A series of raids by India’s market regulator, investigating whether corporate announcements were prematurely leaked by market participants in social media chatrooms, were the largest it has conducted.
SEBI’s chairman, Ajay Tyagi, at a press conference on Thursday said that pursuing suspected illegal activity taking place on social media was new territory for the regulator.
Dozens of SEBI officials raided offices and homes of brokers on Dec 22, seizing mobile phones and laptops, one regulatory source told Reuters. As many as 30 brokers were targeted in the action, according to local media.
A senior official at SEBI expressed confidence that the regulator would be able to successfully prosecute any cases that came out of the investigation.

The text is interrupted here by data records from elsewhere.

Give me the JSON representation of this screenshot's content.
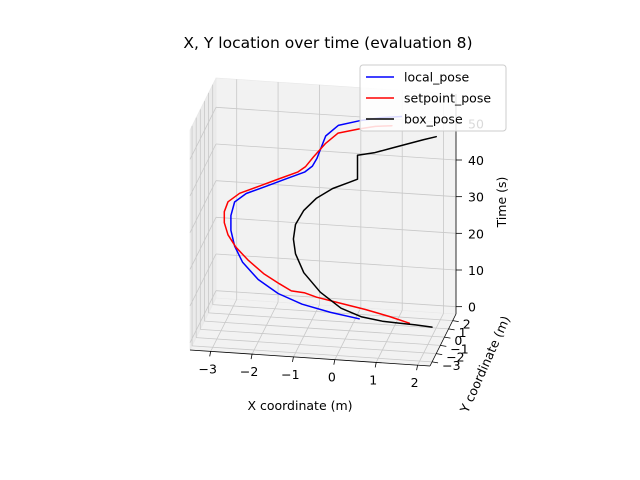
{
  "chart_data": {
    "type": "line",
    "projection": "3d",
    "title": "X, Y location over time (evaluation 8)",
    "xlabel": "X coordinate (m)",
    "ylabel": "Y coordinate (m)",
    "zlabel": "Time (s)",
    "xlim": [
      -3.5,
      2.3
    ],
    "ylim": [
      -3.5,
      2.8
    ],
    "zlim": [
      -2,
      58
    ],
    "xticks": [
      -3,
      -2,
      -1,
      0,
      1,
      2
    ],
    "yticks": [
      -3,
      -2,
      -1,
      0,
      1,
      2
    ],
    "zticks": [
      0,
      10,
      20,
      30,
      40,
      50
    ],
    "grid": true,
    "legend": {
      "placement": "top-right"
    },
    "series": [
      {
        "name": "local_pose",
        "color": "#0000ff",
        "points": [
          [
            0.2,
            0.4,
            0.5
          ],
          [
            -0.5,
            0.5,
            1.5
          ],
          [
            -1.2,
            0.6,
            3
          ],
          [
            -1.8,
            0.8,
            5
          ],
          [
            -2.3,
            1.0,
            8
          ],
          [
            -2.7,
            1.2,
            12
          ],
          [
            -2.9,
            1.3,
            16
          ],
          [
            -3.0,
            1.4,
            20
          ],
          [
            -3.0,
            1.4,
            24
          ],
          [
            -2.9,
            1.3,
            28
          ],
          [
            -2.6,
            1.1,
            31
          ],
          [
            -2.1,
            0.8,
            34
          ],
          [
            -1.6,
            0.5,
            37
          ],
          [
            -1.1,
            0.2,
            40
          ],
          [
            -0.9,
            0.1,
            42
          ],
          [
            -0.8,
            0.2,
            44
          ],
          [
            -0.6,
            0.3,
            50
          ],
          [
            -0.3,
            0.35,
            53
          ],
          [
            0.2,
            0.4,
            54.5
          ],
          [
            0.7,
            0.5,
            55.5
          ],
          [
            1.2,
            0.6,
            56
          ]
        ]
      },
      {
        "name": "setpoint_pose",
        "color": "#ff0000",
        "points": [
          [
            1.4,
            0.5,
            0
          ],
          [
            0.9,
            0.7,
            1
          ],
          [
            0.3,
            0.9,
            2
          ],
          [
            -0.3,
            1.0,
            3
          ],
          [
            -0.9,
            1.1,
            4
          ],
          [
            -1.2,
            1.1,
            5
          ],
          [
            -1.5,
            1.0,
            5.5
          ],
          [
            -1.8,
            1.1,
            7
          ],
          [
            -2.2,
            1.3,
            9
          ],
          [
            -2.6,
            1.5,
            12
          ],
          [
            -2.9,
            1.6,
            15
          ],
          [
            -3.1,
            1.7,
            18
          ],
          [
            -3.2,
            1.8,
            21
          ],
          [
            -3.2,
            1.8,
            24
          ],
          [
            -3.1,
            1.7,
            27
          ],
          [
            -2.8,
            1.5,
            30
          ],
          [
            -2.3,
            1.2,
            33
          ],
          [
            -1.8,
            0.9,
            36
          ],
          [
            -1.3,
            0.6,
            39
          ],
          [
            -1.1,
            0.4,
            41
          ],
          [
            -0.9,
            0.3,
            44
          ],
          [
            -0.6,
            0.3,
            48
          ],
          [
            -0.3,
            0.3,
            51
          ],
          [
            0.2,
            0.3,
            52.5
          ],
          [
            0.6,
            0.3,
            53.5
          ],
          [
            1.0,
            0.3,
            54
          ]
        ]
      },
      {
        "name": "box_pose",
        "color": "#000000",
        "points": [
          [
            2.0,
            0.0,
            0.5
          ],
          [
            1.6,
            0.0,
            0.8
          ],
          [
            1.2,
            0.0,
            1.0
          ],
          [
            0.8,
            0.0,
            1.2
          ],
          [
            0.3,
            0.0,
            2.0
          ],
          [
            -0.2,
            0.0,
            4.0
          ],
          [
            -0.7,
            0.0,
            8.0
          ],
          [
            -1.1,
            0.0,
            13.0
          ],
          [
            -1.3,
            0.0,
            18.0
          ],
          [
            -1.35,
            0.0,
            22.0
          ],
          [
            -1.3,
            0.0,
            26.0
          ],
          [
            -1.1,
            0.0,
            30.0
          ],
          [
            -0.8,
            0.0,
            33.5
          ],
          [
            -0.4,
            0.0,
            36.5
          ],
          [
            0.0,
            0.0,
            38.5
          ],
          [
            0.2,
            0.0,
            39.5
          ],
          [
            0.2,
            0.0,
            46.0
          ],
          [
            0.6,
            0.0,
            47.0
          ],
          [
            1.0,
            0.0,
            48.5
          ],
          [
            1.4,
            0.0,
            50.0
          ],
          [
            1.8,
            0.0,
            51.5
          ],
          [
            2.1,
            0.0,
            52.5
          ]
        ]
      }
    ]
  }
}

“We have enough powers to proceed,” the official, who requested anonymity because he was not allowed to speak with media. SEBI was “testing if the powers given to us can stand the scrutiny of law. If not, we will again ask for amendment to the regulations and laws. We will strengthen it.”

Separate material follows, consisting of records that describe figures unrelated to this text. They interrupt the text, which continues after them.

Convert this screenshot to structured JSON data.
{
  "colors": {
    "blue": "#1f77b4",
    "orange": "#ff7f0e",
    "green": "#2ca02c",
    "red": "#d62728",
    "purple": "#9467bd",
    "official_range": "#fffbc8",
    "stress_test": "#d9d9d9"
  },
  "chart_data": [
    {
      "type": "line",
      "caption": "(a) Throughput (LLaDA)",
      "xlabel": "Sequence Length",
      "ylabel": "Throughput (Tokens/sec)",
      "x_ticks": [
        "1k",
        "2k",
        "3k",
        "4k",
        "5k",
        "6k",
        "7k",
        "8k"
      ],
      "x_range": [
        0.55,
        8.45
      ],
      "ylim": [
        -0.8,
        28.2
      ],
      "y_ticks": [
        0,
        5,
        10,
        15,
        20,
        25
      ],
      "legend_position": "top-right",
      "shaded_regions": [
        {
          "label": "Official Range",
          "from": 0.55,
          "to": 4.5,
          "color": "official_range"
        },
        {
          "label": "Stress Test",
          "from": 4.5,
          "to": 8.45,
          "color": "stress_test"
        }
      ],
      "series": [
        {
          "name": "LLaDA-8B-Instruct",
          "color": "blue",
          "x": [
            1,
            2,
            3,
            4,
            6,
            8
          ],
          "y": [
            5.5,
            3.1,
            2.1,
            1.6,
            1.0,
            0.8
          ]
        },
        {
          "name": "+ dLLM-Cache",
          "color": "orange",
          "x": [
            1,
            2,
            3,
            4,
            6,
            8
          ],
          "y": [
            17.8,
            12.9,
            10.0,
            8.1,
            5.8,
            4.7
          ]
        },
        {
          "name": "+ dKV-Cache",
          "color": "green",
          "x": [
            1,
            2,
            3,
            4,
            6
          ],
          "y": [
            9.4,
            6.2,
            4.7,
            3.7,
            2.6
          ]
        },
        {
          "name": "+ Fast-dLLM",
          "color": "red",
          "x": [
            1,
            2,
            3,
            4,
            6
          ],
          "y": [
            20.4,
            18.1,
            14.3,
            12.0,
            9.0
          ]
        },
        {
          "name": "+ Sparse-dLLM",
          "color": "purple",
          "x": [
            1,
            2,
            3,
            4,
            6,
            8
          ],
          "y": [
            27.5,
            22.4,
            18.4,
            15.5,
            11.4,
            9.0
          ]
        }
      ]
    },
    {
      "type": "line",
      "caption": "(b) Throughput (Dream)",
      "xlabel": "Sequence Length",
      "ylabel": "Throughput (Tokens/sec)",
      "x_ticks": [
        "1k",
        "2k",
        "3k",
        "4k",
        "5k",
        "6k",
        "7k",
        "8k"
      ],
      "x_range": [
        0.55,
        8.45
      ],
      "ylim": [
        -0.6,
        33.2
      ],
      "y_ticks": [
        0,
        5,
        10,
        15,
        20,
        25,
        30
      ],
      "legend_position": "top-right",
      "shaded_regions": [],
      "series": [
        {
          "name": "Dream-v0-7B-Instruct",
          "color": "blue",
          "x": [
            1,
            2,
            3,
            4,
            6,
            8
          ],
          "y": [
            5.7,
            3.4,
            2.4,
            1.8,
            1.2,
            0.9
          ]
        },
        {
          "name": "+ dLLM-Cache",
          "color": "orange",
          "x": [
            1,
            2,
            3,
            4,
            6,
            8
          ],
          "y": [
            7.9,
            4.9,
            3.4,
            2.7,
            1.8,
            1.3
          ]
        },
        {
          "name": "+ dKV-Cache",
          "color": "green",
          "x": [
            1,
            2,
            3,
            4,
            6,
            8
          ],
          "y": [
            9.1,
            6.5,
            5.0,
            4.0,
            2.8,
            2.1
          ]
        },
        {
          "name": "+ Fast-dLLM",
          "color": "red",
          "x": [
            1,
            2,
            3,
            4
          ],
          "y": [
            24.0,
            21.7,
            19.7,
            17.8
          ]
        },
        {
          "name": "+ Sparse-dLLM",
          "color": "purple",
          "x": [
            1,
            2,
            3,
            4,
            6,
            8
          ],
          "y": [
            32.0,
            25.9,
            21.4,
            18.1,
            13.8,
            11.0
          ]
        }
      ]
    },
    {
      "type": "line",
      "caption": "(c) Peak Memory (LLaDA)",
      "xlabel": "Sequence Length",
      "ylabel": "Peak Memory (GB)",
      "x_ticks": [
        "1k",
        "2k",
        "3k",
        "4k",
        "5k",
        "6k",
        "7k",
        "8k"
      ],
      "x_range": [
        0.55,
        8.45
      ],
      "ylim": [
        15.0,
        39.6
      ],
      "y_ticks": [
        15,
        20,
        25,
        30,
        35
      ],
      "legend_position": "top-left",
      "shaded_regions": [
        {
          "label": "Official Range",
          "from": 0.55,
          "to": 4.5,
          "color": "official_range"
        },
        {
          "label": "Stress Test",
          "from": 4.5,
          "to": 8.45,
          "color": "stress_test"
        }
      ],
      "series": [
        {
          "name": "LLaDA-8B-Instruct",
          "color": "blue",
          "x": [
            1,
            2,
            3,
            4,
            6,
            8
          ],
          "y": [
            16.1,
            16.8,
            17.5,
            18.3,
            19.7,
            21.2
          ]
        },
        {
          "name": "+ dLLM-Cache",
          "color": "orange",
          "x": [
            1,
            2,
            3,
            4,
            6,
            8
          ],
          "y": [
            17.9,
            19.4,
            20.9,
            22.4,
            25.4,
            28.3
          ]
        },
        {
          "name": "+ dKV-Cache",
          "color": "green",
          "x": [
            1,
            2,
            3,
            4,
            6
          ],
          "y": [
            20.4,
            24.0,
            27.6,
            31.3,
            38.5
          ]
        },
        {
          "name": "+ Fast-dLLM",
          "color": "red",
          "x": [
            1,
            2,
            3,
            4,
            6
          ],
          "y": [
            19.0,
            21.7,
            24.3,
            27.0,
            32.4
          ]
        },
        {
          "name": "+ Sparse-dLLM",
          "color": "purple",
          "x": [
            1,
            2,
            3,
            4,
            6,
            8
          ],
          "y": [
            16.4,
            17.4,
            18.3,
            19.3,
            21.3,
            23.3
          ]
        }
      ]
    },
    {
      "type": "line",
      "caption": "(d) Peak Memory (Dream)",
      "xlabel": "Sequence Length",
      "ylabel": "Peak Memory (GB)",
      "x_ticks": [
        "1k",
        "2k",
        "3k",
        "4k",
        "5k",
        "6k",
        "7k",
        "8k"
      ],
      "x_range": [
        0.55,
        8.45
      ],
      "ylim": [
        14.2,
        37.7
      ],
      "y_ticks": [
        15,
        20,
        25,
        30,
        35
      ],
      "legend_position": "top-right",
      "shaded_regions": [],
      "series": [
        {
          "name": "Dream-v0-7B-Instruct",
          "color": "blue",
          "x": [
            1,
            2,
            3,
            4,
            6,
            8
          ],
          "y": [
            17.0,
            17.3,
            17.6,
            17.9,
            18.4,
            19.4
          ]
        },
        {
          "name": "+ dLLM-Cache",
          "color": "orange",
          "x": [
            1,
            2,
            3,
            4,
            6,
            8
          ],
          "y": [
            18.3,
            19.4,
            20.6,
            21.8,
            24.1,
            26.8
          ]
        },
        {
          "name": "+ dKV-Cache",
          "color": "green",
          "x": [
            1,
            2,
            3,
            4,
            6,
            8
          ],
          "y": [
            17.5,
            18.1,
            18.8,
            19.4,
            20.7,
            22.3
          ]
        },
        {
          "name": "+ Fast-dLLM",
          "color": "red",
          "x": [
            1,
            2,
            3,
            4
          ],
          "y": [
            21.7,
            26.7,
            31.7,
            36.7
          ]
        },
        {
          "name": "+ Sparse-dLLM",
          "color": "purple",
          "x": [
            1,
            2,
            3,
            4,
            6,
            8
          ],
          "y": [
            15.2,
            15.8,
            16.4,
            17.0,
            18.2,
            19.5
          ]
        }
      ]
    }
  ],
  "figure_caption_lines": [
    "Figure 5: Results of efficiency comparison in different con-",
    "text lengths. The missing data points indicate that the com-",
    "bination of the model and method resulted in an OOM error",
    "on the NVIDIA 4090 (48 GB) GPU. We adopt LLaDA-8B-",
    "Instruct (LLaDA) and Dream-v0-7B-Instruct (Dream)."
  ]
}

SEBI has broad search-and-seizure powers that enable it to seize “books, registers, other documents” and records of anyone associated with securities markets, according to the regulations laid out in the official act that governs the regulator’s activity.

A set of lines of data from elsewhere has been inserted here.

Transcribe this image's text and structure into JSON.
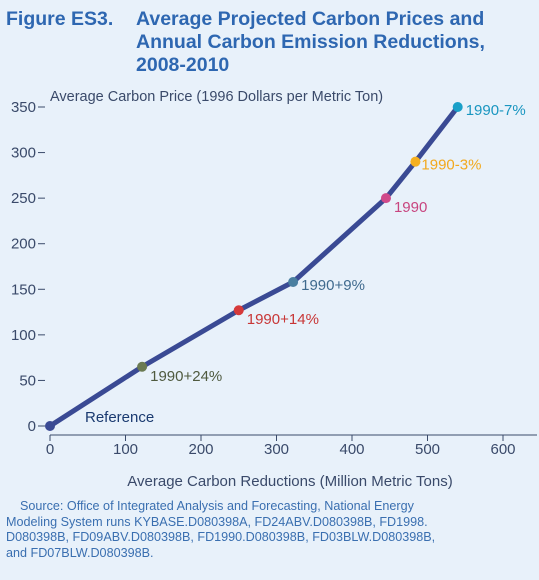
{
  "figure_label": "Figure ES3.",
  "title_lines": [
    "Average Projected Carbon Prices and",
    "Annual Carbon Emission Reductions,",
    "2008-2010"
  ],
  "source_lines": [
    "    Source: Office of Integrated Analysis and Forecasting, National Energy",
    "Modeling System runs KYBASE.D080398A, FD24ABV.D080398B, FD1998.",
    "D080398B, FD09ABV.D080398B, FD1990.D080398B, FD03BLW.D080398B,",
    "and FD07BLW.D080398B."
  ],
  "chart_data": {
    "type": "line",
    "ylabel": "Average Carbon Price (1996 Dollars per Metric Ton)",
    "xlabel": "Average Carbon Reductions (Million Metric Tons)",
    "xlim": [
      0,
      600
    ],
    "ylim": [
      0,
      350
    ],
    "xticks": [
      0,
      100,
      200,
      300,
      400,
      500,
      600
    ],
    "yticks": [
      0,
      50,
      100,
      150,
      200,
      250,
      300,
      350
    ],
    "line_color": "#3a4a94",
    "series": [
      {
        "values": [
          {
            "label": "Reference",
            "x": 0,
            "y": 0,
            "color": "#3a4a94",
            "label_color": "#1a3a70"
          },
          {
            "label": "1990+24%",
            "x": 122,
            "y": 65,
            "color": "#6a7a52",
            "label_color": "#4f5a3f"
          },
          {
            "label": "1990+14%",
            "x": 250,
            "y": 127,
            "color": "#d63a3a",
            "label_color": "#c83636"
          },
          {
            "label": "1990+9%",
            "x": 322,
            "y": 158,
            "color": "#4a7fa0",
            "label_color": "#3f6a8e"
          },
          {
            "label": "1990",
            "x": 445,
            "y": 250,
            "color": "#d04a8a",
            "label_color": "#c8457f"
          },
          {
            "label": "1990-3%",
            "x": 484,
            "y": 290,
            "color": "#f5b020",
            "label_color": "#f2a91e"
          },
          {
            "label": "1990-7%",
            "x": 540,
            "y": 350,
            "color": "#1aa0c8",
            "label_color": "#1996c0"
          }
        ]
      }
    ]
  }
}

Those powers would likely allow the regulator to withstand in court any challenge to the seizure of electronic gadgets, the lawyers said.
But whether SEBI has legal rights to get into individual social media accounts does not appear to have been established, the lawyers said. They said they were not aware of any explicit law that gives SEBI power to access social media accounts or compel users to provide passwords.
On Wednesday, SEBI ordered Axis Bank (AXBK.NS), which was among the 12 companies to conduct an internal investigation into a suspected leak of financial information and to strengthen its handling of such data, as part of the investigation.
Under India’s insider trading laws, it is illegal to circulate “unpublished price sensitive information”, which is defined as “any information” that is not “generally available” and that could have a market impact.
The lawyers said that SEBI would need to conclusively prove that any messages posted by those under investigation qualified as constituting “unpublished price sensitive information.”
Individuals could make the case that information was “generally available” if they had merely taken it from other WhatsApp groups, for example, and posted it elsewhere, or cite it as general market speculation, they said.